The amazing view in photo #1 just blows me away with its long view of the northwestern Cape Breton coast, most of the lands of which I have never seen from closer than MacKenzies Mountain or an hour down the Polletts Cove trail, neither of which offer anything like the clarity and the close-up views of this photo!
Just right of the centre of the photo in the far distance is the bulk of MacKenzies Mountain with the much lower Wreck Cove Point to its right; the cleft in MacKenzies Mountain formed by the MacKenzies River is not visible in this view. Pleasant Bay, both the water and the community, lie at the left of MacKenzies Mountain behind Kerrs Point, the point to the left of MacKenzies Mountain in the nearer far distance. Gampo Abbey lies on this side of Kerrs Point and the gravel road leading to the Polletts Cove trail head ends 1.5 km (0.9 mi) beyond the abbey. The Polletts Cove Trail runs from the trail head up Heartbreak Hill and across the mountains along the Black Cliffs, over Black Brook Mountain, to Otter Brook and continues on to Polletts Cove, the beach at which can be seen at the left about halfway up the photo; this is a demanding 4 hour trek one-way for hikers in excellent physical condition — scroll down this web page to the Polletts Cove section for further information about this hike. The slopes of what I am told is locally called Polletts Cove Mountain are at the left in the middle foreground this side of Polletts Cove Beach; below it can be seen in the water the rock stack the topographical map labels as The Chimney at Fort Cove. The snowy ridge in the immediate foreground rises above the ravine carved by Malcolms Brook and is 3.3 km (2 mi) south of the High Capes and about 0.6 km (0.4 mi) south of Delaneys Point.

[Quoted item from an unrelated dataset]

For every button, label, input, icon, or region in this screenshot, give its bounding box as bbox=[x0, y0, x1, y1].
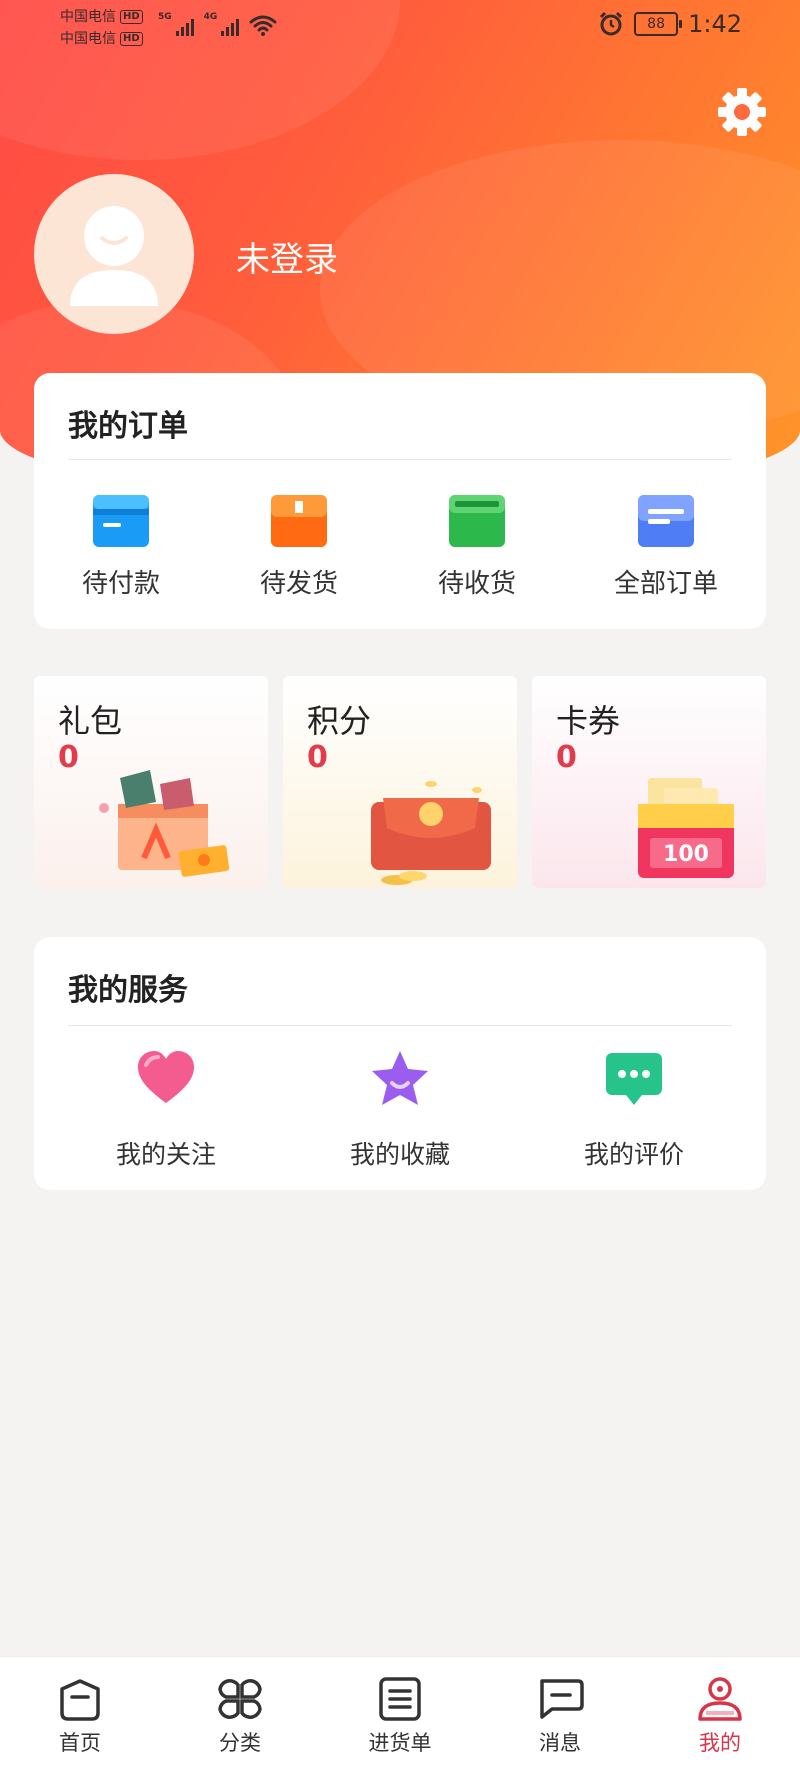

Photo #2 was taken a year earlier further to the south from the slopes of Polletts Cove Mountain and shows much the same view as the photo above, but with the Gulf of St Lawrence under its more normal iced-over conditions, liberally decorated with blown snow as far out into the gulf as the eye can see. In the summer time, these slopes of Polletts Cove Mountain are grassed over and horses, cows, and moose are said to often be present taking advantage of them.

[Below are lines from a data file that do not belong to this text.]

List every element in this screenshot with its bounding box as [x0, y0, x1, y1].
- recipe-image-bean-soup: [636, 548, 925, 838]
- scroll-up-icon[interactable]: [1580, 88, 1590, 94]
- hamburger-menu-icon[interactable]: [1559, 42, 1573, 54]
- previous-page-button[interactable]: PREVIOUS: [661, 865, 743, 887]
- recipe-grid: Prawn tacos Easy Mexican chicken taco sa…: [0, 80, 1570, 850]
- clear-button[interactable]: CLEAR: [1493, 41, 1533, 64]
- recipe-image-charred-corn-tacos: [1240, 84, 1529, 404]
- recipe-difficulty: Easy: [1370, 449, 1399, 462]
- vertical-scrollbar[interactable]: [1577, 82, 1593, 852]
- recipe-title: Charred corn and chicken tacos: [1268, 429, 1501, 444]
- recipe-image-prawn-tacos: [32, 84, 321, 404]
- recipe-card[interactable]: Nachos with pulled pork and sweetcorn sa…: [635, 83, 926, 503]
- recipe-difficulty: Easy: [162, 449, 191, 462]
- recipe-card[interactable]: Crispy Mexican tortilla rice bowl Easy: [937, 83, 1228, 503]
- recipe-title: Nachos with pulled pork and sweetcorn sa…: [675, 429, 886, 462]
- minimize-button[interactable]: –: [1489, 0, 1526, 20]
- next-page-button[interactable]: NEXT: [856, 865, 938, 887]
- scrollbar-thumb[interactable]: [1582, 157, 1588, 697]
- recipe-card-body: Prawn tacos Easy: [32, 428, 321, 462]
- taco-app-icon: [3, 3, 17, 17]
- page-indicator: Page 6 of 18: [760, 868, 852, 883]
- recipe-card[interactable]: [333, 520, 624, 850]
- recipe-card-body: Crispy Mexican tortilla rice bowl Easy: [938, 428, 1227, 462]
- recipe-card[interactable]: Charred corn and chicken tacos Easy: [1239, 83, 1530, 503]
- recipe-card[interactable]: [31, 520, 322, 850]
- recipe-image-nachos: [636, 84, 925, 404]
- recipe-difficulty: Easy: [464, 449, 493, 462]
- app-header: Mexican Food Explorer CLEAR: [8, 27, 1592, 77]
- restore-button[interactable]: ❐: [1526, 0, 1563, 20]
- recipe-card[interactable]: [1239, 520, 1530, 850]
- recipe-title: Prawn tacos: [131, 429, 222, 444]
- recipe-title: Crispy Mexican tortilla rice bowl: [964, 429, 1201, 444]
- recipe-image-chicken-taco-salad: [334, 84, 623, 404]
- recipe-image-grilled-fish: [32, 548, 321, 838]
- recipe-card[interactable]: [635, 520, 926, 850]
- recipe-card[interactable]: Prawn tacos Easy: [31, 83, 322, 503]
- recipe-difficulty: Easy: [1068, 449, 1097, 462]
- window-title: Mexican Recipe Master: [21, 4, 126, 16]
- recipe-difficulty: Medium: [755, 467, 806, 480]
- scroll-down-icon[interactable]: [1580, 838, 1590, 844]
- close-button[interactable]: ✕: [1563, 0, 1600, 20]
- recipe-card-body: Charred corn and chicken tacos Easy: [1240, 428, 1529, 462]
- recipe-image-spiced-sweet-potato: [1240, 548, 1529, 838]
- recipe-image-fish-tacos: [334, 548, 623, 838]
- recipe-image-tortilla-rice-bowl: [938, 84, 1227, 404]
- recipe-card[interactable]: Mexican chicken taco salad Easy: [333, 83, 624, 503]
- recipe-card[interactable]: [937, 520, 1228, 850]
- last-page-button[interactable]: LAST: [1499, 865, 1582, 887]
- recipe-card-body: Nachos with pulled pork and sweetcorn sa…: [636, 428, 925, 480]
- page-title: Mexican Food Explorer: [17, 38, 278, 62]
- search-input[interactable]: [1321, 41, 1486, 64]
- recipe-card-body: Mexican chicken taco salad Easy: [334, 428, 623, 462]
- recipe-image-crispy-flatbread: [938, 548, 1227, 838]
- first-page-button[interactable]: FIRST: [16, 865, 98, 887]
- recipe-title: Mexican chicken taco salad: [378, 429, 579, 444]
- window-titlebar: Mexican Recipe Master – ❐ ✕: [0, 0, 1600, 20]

Photo #3 was taken the same day as photo #1 and shows Polletts Cove Beach from Polletts Cove Mountain. Two streams, the Blair River and the Polletts Cove River, both of which have carved deep valleys in the Cape Breton Highlands Plateau behind Pollets Cove Beach, the former to the northeast and the latter to the southeast, join forces inland of the beach and enter into the Gulf of St Lawrence in the middle of the beach. The photo shows a pool of water just behind the beach where the joint outflow has iced over. The rocky triangle further off the point appears as a shoal on the topographical map; the smaller one very close to the point does not — perhaps it has eroded off the point and fallen into the water in recent years.